N. Korea leader's unprecedented olive branch
With his conciliatory speech, Kim Jong-un strikes a contrast with his father and predecessor, who never made any such gesture.
The North Korean leader, Kim Jong-un, has called for better ties with South Korea in a rare new year broadcast, and warned that history had shown that continued confrontation would lead to "nothing but war".
Kim, addressing the country on state media after it successfullylaunched a long-range rocket that many believe was a cover for a missile test, was the first North Korean leader to deliver a new year broadcast since his grandfather – and the country's founder – Kim Il-sung, in 1994.
His father, Kim Jong-il, who died just over a year ago, rarely spoke in public.

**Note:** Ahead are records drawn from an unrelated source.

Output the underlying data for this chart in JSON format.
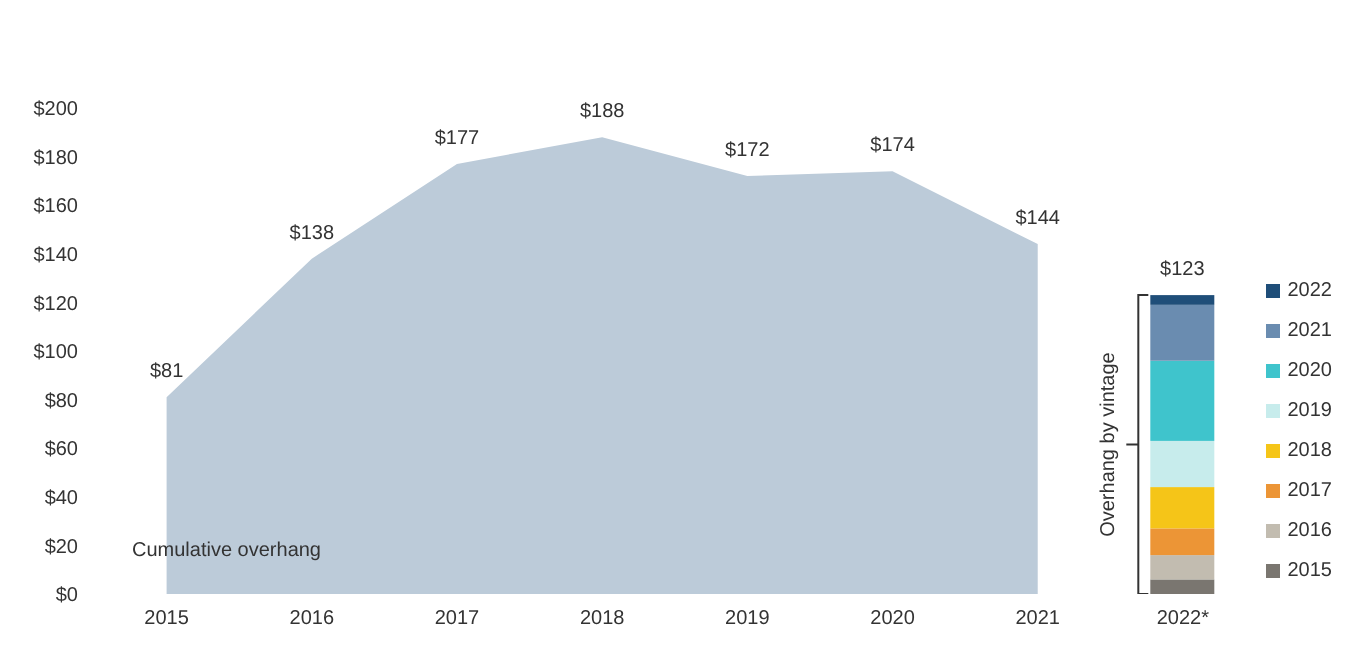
{
  "chart_data": {
    "type": "area",
    "categories": [
      "2015",
      "2016",
      "2017",
      "2018",
      "2019",
      "2020",
      "2021",
      "2022*"
    ],
    "ylim": [
      0,
      200
    ],
    "yticks": [
      {
        "value": 0,
        "label": "$0"
      },
      {
        "value": 20,
        "label": "$20"
      },
      {
        "value": 40,
        "label": "$40"
      },
      {
        "value": 60,
        "label": "$60"
      },
      {
        "value": 80,
        "label": "$80"
      },
      {
        "value": 100,
        "label": "$100"
      },
      {
        "value": 120,
        "label": "$120"
      },
      {
        "value": 140,
        "label": "$140"
      },
      {
        "value": 160,
        "label": "$160"
      },
      {
        "value": 180,
        "label": "$180"
      },
      {
        "value": 200,
        "label": "$200"
      }
    ],
    "stacked": true,
    "grid": false,
    "legend": "right",
    "annotations": [
      "Overhang by vintage"
    ],
    "totals": [
      null,
      null,
      null,
      null,
      null,
      null,
      null,
      "$123"
    ],
    "series": [
      {
        "name": "Cumulative overhang",
        "color": "#bccbd9",
        "values": [
          81,
          138,
          177,
          188,
          172,
          174,
          144,
          null
        ],
        "value_labels": [
          "$81",
          "$138",
          "$177",
          "$188",
          "$172",
          "$174",
          "$144",
          null
        ]
      },
      {
        "type": "bar",
        "name": "2015",
        "color": "#7a7670",
        "values": [
          null,
          null,
          null,
          null,
          null,
          null,
          null,
          6
        ]
      },
      {
        "type": "bar",
        "name": "2016",
        "color": "#c2bcb0",
        "values": [
          null,
          null,
          null,
          null,
          null,
          null,
          null,
          10
        ]
      },
      {
        "type": "bar",
        "name": "2017",
        "color": "#ec9536",
        "values": [
          null,
          null,
          null,
          null,
          null,
          null,
          null,
          11
        ]
      },
      {
        "type": "bar",
        "name": "2018",
        "color": "#f5c518",
        "values": [
          null,
          null,
          null,
          null,
          null,
          null,
          null,
          17
        ]
      },
      {
        "type": "bar",
        "name": "2019",
        "color": "#c7ecec",
        "values": [
          null,
          null,
          null,
          null,
          null,
          null,
          null,
          19
        ]
      },
      {
        "type": "bar",
        "name": "2020",
        "color": "#3fc4cc",
        "values": [
          null,
          null,
          null,
          null,
          null,
          null,
          null,
          33
        ]
      },
      {
        "type": "bar",
        "name": "2021",
        "color": "#6a8cb0",
        "values": [
          null,
          null,
          null,
          null,
          null,
          null,
          null,
          23
        ]
      },
      {
        "type": "bar",
        "name": "2022",
        "color": "#1f4e79",
        "values": [
          null,
          null,
          null,
          null,
          null,
          null,
          null,
          4
        ]
      }
    ]
  }
}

"An important issue in putting an end to the division of the country and achieving its reunification is to remove confrontation between the north and the south," he said in Tuesday's address, which appeared to have been pre-recorded at an undisclosed location.
"The past records of inter-Korean relations show that confrontation between fellow countrymen leads to nothing but war."
The conciliatory tone is being seen as an early attempt to reach out to the South's incoming leader, Park Geun-hye, who takes office in February as the country's first female president.
North and South Korea remain technically at war after their 1950-1953 conflict ended with an armistice, but not a peace treaty. They are separated by the demilitarised zone, one of the most heavily fortified borders in the world.
But analysts cautioned that Kim's apparent desire for detente after five years of deteriorating ties under the South's hardline president, Lee Myung-bak, did not necessarily mark a major shift in North Korean thinking.
Kim's statement "apparently contains a message that he has an intention to dispel the current face-off [between the two Koreas], which could eventually be linked with the North's call for aid" from South Korea, Kim Tae-woo of the Korea Institute for National Unification in Seoul told Reuters.
"But such a move does not necessarily mean any substantive change in the North Korean regime's policy towards the South."
In echoes of the military-first philosophy developed by his father, Kim said: "The military might of a country represents its national strength. Only when it builds up its military might in every way can it develop into a thriving country."
However, he did indicate that he would focus on raising living standards in a country heavily dependent on China for aid and where an estimated third of its 24 million people are malnourished.
He said the North should devote as much energy to strengthening the economy as it had done to developing its rocket programme, which it insists is for the peaceful exploration of space. "Let us bring about a radical turn in the building of an economic giant with the same spirit and mettle as were displayed in conquering space."